Interesting about the dual stage actuator. Western Digital did something like that with the first generation 2TB Caviar Black, which yielded superior access times of about 11.8ms. But in the case of the 5K1500 it didn't seem to help performance at all.
It's good to have 1.5TB though and excited to see if hybrid drives will come out soon with 3 platters at 9.5mm thickness
Comment from jmke @ 2013/10/24
in real world applications you won't see the difference between the worst and best results of the access times tests if you use the drive as a secondary data storage.
all the files which benefits most from lowest access times (os, apps) should be on an SSD.
larger files (media, games) can happily reside on a spinning platter. A difference of 4ms won't really show itself in a side-by-side comparison when clicking "play" on a music file
Comment from danwat1234 @ 2013/10/25
Quote:
Originally Posted by jmke View Post
in real world applications you won't see the difference between the worst and best results of the access times tests if you use the drive as a secondary data storage.
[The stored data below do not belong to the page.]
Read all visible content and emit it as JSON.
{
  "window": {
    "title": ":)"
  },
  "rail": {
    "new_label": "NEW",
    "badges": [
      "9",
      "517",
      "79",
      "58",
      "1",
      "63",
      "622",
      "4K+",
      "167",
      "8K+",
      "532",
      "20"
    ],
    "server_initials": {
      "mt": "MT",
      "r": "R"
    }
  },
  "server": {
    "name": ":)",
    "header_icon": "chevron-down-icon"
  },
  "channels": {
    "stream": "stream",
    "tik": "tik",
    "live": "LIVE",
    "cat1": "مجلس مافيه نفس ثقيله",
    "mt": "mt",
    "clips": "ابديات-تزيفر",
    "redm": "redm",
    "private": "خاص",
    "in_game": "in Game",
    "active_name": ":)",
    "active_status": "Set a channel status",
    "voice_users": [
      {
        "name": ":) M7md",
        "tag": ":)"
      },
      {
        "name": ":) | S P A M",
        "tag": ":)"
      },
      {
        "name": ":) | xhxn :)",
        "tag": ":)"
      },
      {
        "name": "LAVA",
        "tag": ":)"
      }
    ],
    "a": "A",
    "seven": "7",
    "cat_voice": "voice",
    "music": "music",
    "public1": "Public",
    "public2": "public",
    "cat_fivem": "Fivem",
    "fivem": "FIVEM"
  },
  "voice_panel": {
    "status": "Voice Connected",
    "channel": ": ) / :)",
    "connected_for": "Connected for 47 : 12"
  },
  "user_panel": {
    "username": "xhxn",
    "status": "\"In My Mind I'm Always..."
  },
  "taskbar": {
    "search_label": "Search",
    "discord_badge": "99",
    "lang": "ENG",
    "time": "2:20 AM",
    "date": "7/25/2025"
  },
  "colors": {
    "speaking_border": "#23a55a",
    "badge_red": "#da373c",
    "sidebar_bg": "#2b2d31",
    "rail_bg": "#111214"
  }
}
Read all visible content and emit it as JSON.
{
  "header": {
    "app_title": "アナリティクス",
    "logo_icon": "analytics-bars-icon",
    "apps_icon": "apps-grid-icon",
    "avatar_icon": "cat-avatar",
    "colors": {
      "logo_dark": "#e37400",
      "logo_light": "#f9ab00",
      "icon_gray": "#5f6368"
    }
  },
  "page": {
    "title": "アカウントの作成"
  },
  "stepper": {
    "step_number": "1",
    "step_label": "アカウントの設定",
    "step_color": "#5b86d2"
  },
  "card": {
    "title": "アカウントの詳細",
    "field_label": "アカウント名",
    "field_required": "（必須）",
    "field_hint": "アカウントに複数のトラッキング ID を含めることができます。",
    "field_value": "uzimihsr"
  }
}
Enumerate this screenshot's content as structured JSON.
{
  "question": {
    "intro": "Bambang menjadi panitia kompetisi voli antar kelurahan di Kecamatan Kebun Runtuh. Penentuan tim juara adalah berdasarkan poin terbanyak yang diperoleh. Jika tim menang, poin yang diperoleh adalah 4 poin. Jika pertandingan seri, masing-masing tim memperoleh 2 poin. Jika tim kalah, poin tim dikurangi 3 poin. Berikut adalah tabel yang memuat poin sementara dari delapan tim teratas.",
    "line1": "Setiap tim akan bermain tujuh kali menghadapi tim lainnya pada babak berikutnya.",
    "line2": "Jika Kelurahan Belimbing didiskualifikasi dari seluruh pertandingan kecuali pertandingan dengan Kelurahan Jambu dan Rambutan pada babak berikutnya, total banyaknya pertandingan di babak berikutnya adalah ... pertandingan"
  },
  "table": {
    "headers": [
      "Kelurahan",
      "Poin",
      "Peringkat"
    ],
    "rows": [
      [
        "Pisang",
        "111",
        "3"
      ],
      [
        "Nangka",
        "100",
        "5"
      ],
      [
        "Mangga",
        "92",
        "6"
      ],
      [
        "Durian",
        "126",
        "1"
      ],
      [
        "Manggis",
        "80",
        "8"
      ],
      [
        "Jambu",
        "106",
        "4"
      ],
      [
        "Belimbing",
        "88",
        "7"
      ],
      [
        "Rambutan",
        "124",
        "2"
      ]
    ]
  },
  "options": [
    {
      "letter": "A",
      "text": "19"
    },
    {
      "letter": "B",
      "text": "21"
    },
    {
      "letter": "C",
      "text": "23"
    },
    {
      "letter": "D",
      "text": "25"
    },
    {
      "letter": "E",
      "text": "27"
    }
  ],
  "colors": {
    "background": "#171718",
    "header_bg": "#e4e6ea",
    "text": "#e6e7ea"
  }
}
all the files which benefits most from lowest access times (os, apps) should be on an SSD.
larger files (media, games) can happily reside on a spinning platter. A difference of 4ms won't really show itself in a side-by-side comparison when clicking "play" on a music file
Yes that's true. Nobody should use a mechanical drive as a system drive, or at least a hybrid drive with 16GB+ of flash.
Comment from Stefan Mileschin @ 2013/10/25
Quote:
Originally Posted by danwat1234 View Post
Yes that's true. Nobody should use a mechanical drive as a system drive, or at least a hybrid drive with 16GB+ of flash.
This is why I haven't recommended it as a system drive. The ideal setup is one 128GB SSD and this drive with adapter which takes place of the optical drive.
Comment from jmke @ 2013/10/25
128GB SSD proven to be too small for gamers/enthusiasts
for mom&dad it's sufficient, but anything else.. 256gb minimum please!